団体は独自の課題がありもありなかなか会議に参加できない。共同センターがなく革新懇がつなぐ役割か。運動の組み立てが、市民運動の個人と大きな団体が一緒に共同を発展させるというふうに行かないと次の段階に行けないと思う。
野本
参議院選に向けて2000万署名は大きな力になった。総選挙に向けて引き続き署名をやった方がいい。有権者の過半数位をめざし、議論を起こし、一人一人が参加する運動を追求する必要ある。途中で講演会、デモ・集会、大きな宣伝行動と組み立てて行く。
磯崎
自治労加盟の日野市職は、「戦争法反対でたたかわなかったら労働組合の存在価値はない」とピースパレード3回目には執行委で賛同を決めて組合旗を持って参加。2000万署名にも積極的に取りくんだ。全体の運動が盛り上がる中で労働組合も動き始め、市民連合には連合JR東労組八王子支部からも参加している。
署名が大切と私も思う。署名があったから対話が広がった。地域で署名集めるとつながりや運動の視野が広がる。これまでの活動家も目の向け方が広がる。「全市民を視野に」が運動のキーワードだ。
野本
2ヶ所地域の会が出来た。洗足は、力があまりない地域だから、幅広く広げた。地域に共闘広がればまだまだ可能性ある。
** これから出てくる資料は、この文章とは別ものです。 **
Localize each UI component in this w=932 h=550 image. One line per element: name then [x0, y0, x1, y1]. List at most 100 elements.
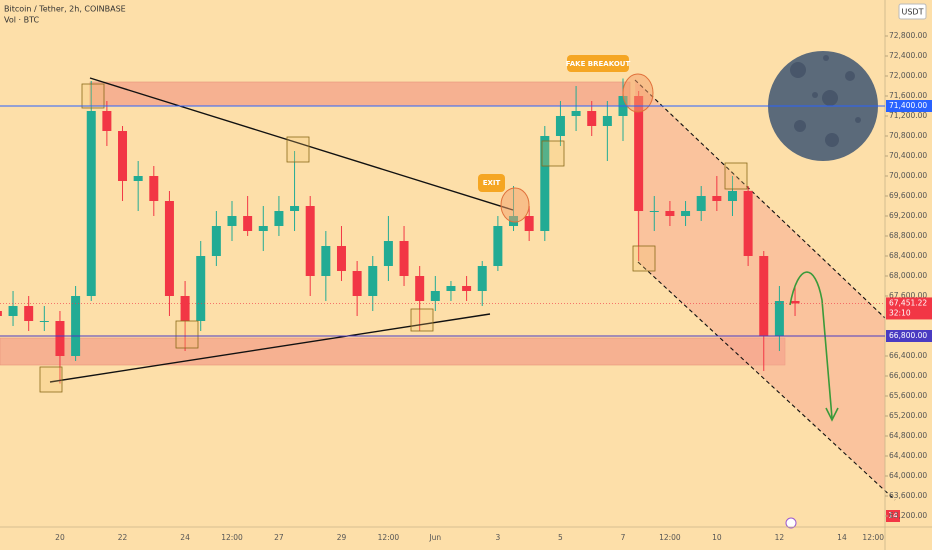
candle-body	[462, 286, 472, 291]
y-tick-label: 66,400.00	[889, 351, 927, 360]
candle-body	[258, 226, 268, 231]
x-tick-label: 20	[55, 533, 65, 542]
y-tick-label: 64,400.00	[889, 451, 927, 460]
projection-arrow	[789, 271, 833, 419]
countdown: 32:10	[889, 308, 911, 317]
chart-title: Bitcoin / Tether, 2h, COINBASE	[4, 5, 126, 14]
candle-body	[55, 321, 65, 356]
candle-body	[227, 216, 237, 226]
y-tick-label: 70,000.00	[889, 171, 927, 180]
y-tick-label: 72,800.00	[889, 31, 927, 40]
price-tag-label: 71,400.00	[889, 101, 927, 110]
annotation-box	[567, 55, 629, 72]
x-tick-label: Jun	[428, 533, 441, 542]
annotation-label: EXIT	[483, 179, 501, 187]
candles	[0, 78, 800, 384]
candle-body	[8, 306, 18, 316]
y-tick-label: 69,200.00	[889, 211, 927, 220]
x-tick-label: 7	[621, 533, 626, 542]
candle-body	[133, 176, 143, 181]
candle-body	[0, 311, 2, 316]
candle-body	[383, 241, 393, 266]
candle-body	[415, 276, 425, 301]
candle-body	[446, 286, 456, 291]
x-tick-label: 10	[712, 533, 722, 542]
y-tick-label: 65,600.00	[889, 391, 927, 400]
trend-line	[89, 77, 514, 211]
resistance-zone	[89, 81, 631, 107]
y-tick-label: 69,600.00	[889, 191, 927, 200]
candle-body	[634, 96, 644, 211]
x-tick-label: 12:00	[659, 533, 681, 542]
x-tick-label: 27	[274, 533, 284, 542]
y-tick-label: 66,000.00	[889, 371, 927, 380]
currency[interactable]: USDT	[902, 8, 924, 17]
candle-body	[649, 211, 659, 212]
support-zone	[0, 337, 786, 366]
overlays	[39, 51, 878, 529]
candle-body	[336, 246, 346, 271]
candle-body	[24, 306, 34, 321]
price-tag	[886, 330, 932, 342]
y-tick-label: 68,400.00	[889, 251, 927, 260]
last-price-label: 67,451.22	[889, 298, 927, 307]
candle-body	[149, 176, 159, 201]
y-tick-label: 63,600.00	[889, 491, 927, 500]
y-tick-label: 71,600.00	[889, 91, 927, 100]
candle-body	[681, 211, 691, 216]
x-tick-label: 12	[775, 533, 785, 542]
candle-body	[274, 211, 284, 226]
candle-body	[540, 136, 550, 231]
y-tick-label: 64,800.00	[889, 431, 927, 440]
y-tick-label: 67,600.00	[889, 291, 927, 300]
candle-body	[571, 111, 581, 116]
x-tick-label: 12:00	[378, 533, 400, 542]
candle-body	[555, 116, 565, 136]
candle-body	[243, 216, 253, 231]
candle-body	[211, 226, 221, 256]
candle-body	[696, 196, 706, 211]
candle-body	[102, 111, 112, 131]
subtitle: Vol · BTC	[4, 16, 40, 25]
x-tick-label: 29	[337, 533, 347, 542]
candle-body	[477, 266, 487, 291]
candle-body	[743, 191, 753, 256]
candle-body	[368, 266, 378, 296]
candle-body	[196, 256, 206, 321]
candle-body	[321, 246, 331, 276]
channel-line	[634, 79, 886, 319]
y-tick-label: 65,200.00	[889, 411, 927, 420]
annotation-box	[478, 174, 505, 192]
candle-body	[39, 321, 49, 322]
price-tag	[886, 100, 932, 112]
candle-body	[727, 191, 737, 201]
candle-body	[86, 111, 96, 296]
volume-label: 14	[888, 511, 898, 520]
volume-tag	[886, 510, 900, 522]
candle-body	[118, 131, 128, 181]
arrow-head	[825, 407, 839, 422]
pivot-boxes	[39, 83, 748, 393]
x-tick-label: 22	[118, 533, 128, 542]
currency-box[interactable]	[898, 3, 927, 20]
candle-body	[164, 201, 174, 296]
candle-body	[602, 116, 612, 126]
price-tag-label: 66,800.00	[889, 331, 927, 340]
x-tick-label: 3	[495, 533, 500, 542]
candle-body	[524, 216, 534, 231]
candle-body	[587, 111, 597, 126]
y-tick-label: 71,200.00	[889, 111, 927, 120]
channel-line	[637, 261, 896, 501]
candle-body	[790, 301, 800, 304]
trend-line	[49, 313, 491, 383]
y-tick-label: 64,000.00	[889, 471, 927, 480]
candle-body	[712, 196, 722, 201]
annotation-label: FAKE BREAKOUT	[566, 60, 631, 68]
x-tick-label: 12:00	[221, 533, 243, 542]
y-tick-label: 68,800.00	[889, 231, 927, 240]
y-tick-label: 70,800.00	[889, 131, 927, 140]
y-tick-label: 63,200.00	[889, 511, 927, 520]
candle-body	[305, 206, 315, 276]
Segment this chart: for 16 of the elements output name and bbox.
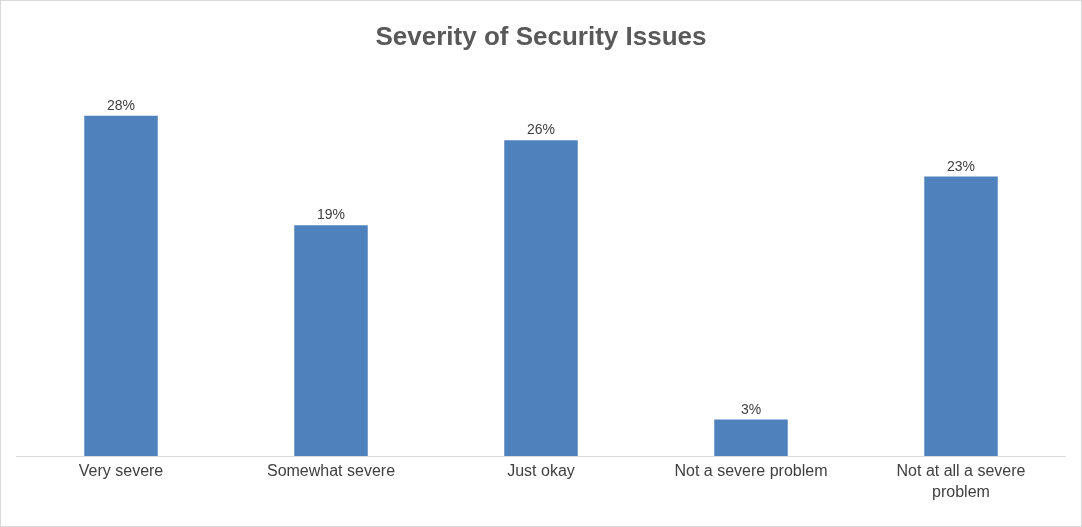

地主が建てたマンションに自民党のビラまかり成らんとの張り紙など保守の人が変わってきている。視野に入れた運動求められる。
革新懇も強化しなければとニュースの拡大もめざしている。
千田
革新懇の3つの目標はどんな課題でもやれる。原発、消費税、安保法制、生活向上、町田の米軍機の騒音など。革新懇は末広がりに活動出来る。
内藤
共同を広げる上で革新懇が一定の役割を発揮しているが、へたするとそこに埋没しかねない。革新懇とNOWAR杉並のやれることとは違う。革新懇が大きく、若返っていかないと運動発展ない。独自の活動も継続的に行いながら、どう共同を発展させるかが重要。
磯崎
日野革新懇は、2月総会で55人だった会員を78人まで拡大した。早く100人にしたい。市民連合の代表の元社会党議員の方も全国革新懇ニュースを購読してくれた。共同を広げて政治革新をめざしているのが革新懇だから、くどくど説明しなくともわかりやすい状況だ。
今井
 本日はありがとうございました。